1998 book edited by Joanne Pearson, Richard H. Roberts and Geoffrey Samuel

Nature Religion Today: Paganism in the Modern World is an academic anthology edited by the British religious studies scholars Joanne Pearson, Richard H. Roberts and Geoffrey Samuel which was published by Edinburgh University Press in 1998. Containing fourteen separate papers produced by various scholars working in the field of Pagan studies, the book examines different forms of contemporary Paganism as practiced in Europe and North America.

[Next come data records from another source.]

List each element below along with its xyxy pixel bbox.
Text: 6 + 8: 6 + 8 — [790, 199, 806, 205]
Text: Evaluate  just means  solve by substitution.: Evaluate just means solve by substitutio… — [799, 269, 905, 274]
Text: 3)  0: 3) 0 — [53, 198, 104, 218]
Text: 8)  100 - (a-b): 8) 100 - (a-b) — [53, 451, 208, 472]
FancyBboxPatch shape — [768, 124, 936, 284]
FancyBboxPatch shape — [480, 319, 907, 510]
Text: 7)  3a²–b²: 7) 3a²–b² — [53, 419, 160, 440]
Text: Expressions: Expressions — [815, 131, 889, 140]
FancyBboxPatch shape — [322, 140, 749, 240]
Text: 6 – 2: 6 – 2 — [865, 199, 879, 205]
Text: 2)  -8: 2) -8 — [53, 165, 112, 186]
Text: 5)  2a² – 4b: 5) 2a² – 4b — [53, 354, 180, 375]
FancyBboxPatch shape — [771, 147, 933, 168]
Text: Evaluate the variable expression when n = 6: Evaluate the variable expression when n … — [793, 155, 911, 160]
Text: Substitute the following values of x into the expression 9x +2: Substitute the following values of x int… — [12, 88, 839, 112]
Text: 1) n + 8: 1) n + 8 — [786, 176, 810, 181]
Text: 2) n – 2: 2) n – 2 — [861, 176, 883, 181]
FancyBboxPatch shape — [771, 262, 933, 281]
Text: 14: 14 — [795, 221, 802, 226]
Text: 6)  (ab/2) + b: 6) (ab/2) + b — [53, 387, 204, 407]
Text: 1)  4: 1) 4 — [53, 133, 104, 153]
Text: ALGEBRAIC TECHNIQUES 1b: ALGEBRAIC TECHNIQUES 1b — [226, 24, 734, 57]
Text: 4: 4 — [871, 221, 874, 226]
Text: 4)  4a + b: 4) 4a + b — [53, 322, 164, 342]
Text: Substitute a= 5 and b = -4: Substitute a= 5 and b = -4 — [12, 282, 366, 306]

Divided into three parts, the first, entitled "A Chthonic Imperative? Religion and Nature in the Modern World" contained papers from scholars such as Peter Beyer, Steven Sutcliffe and Wouter J. Hanegraaff and dealt with the relationship between contemporary Paganism and various features of contemporary society, such as globalisation and the secularisation of the natural world. The second part, entitled "The Pagan Alternative: the Goddess and Nature", contained papers by Prudence Jones, Ronald Hutton, Susan Greenwood, Elizabeth Puttick and Geoffrey Samuel dealing with the role of goddess figures in the Pagan movement. Finally, the third part of the book, entitled "Nature Religion in Practice", contained articles by Jone Salomonsen, Philip Shallcrass, Vivianne Crowley and Alastair McIntosh dealing with the various religious practices of Pagans.

==Origins==
The first international academic conference on the subject of Pagan studies had been held at the University of Newcastle upon Tyne, North-East England in 1993, having been organised by the religious studies scholars Graham Harvey and Charlotte Hardman. In April 1996 a larger conference dealing with contemporary Paganism then took place at Ambleside in the Lake District; organised by the Department of Religious Studies at the University of Lancaster, North-West England, it was entitled "Nature Religion Today: Western Paganism, Shamanism and Esotericism in the 1990s". The conference's organisers later described its original intentions, remarking that through it they "sought to explore the innovations in practice and belief which constitute contemporary Paganism, and which appear to be a part of a widespread cultural response to the decay of main-line religions and to a widely felt awareness of ecological crisis."

==Synopsis==

===Part One: A Cthonic Imperative? Religion and Nature in the Modern World===

====Beyer's "Globalisation and the Religion of Nature"====
The anthology's opening paper was written by Peter Beyer, then an Associate Professor of Religious Studies at the University of Ottawa, Canada, and the author of the book Religion and Globalization (1994). In this paper, Beyer delved the definition of "nature religion" developed by the American religious studies scholar Catherine Albanese, looking at those religious movements whose "devotees consider nature to be the embodiment of divinity, sacredness, transcendence, spiritual power, or whatever cognate term one wishes to use". Proceeding to provide a basic summary of globalisation, he then made a brief discussion of how the two interact, arguing that nature religions had a tendency to develop a counter-structural strategy in dealing with globalising forces. In this manner they emphasise the idea that spiritual authenticity is stronger among the oppressed, such as those indigenous communities who adhere to nature religionist beliefs.

====Hanegraaff's "Reflections on New Age and the Secularisation of Nature"====
Beyer's paper was followed by that provided by Wouter J. Hanegraaff, then a research associate at the University of Utrecht and the author of New Age Religion and Western Culture: Esotericism in the Mind of Secular Thought (1996).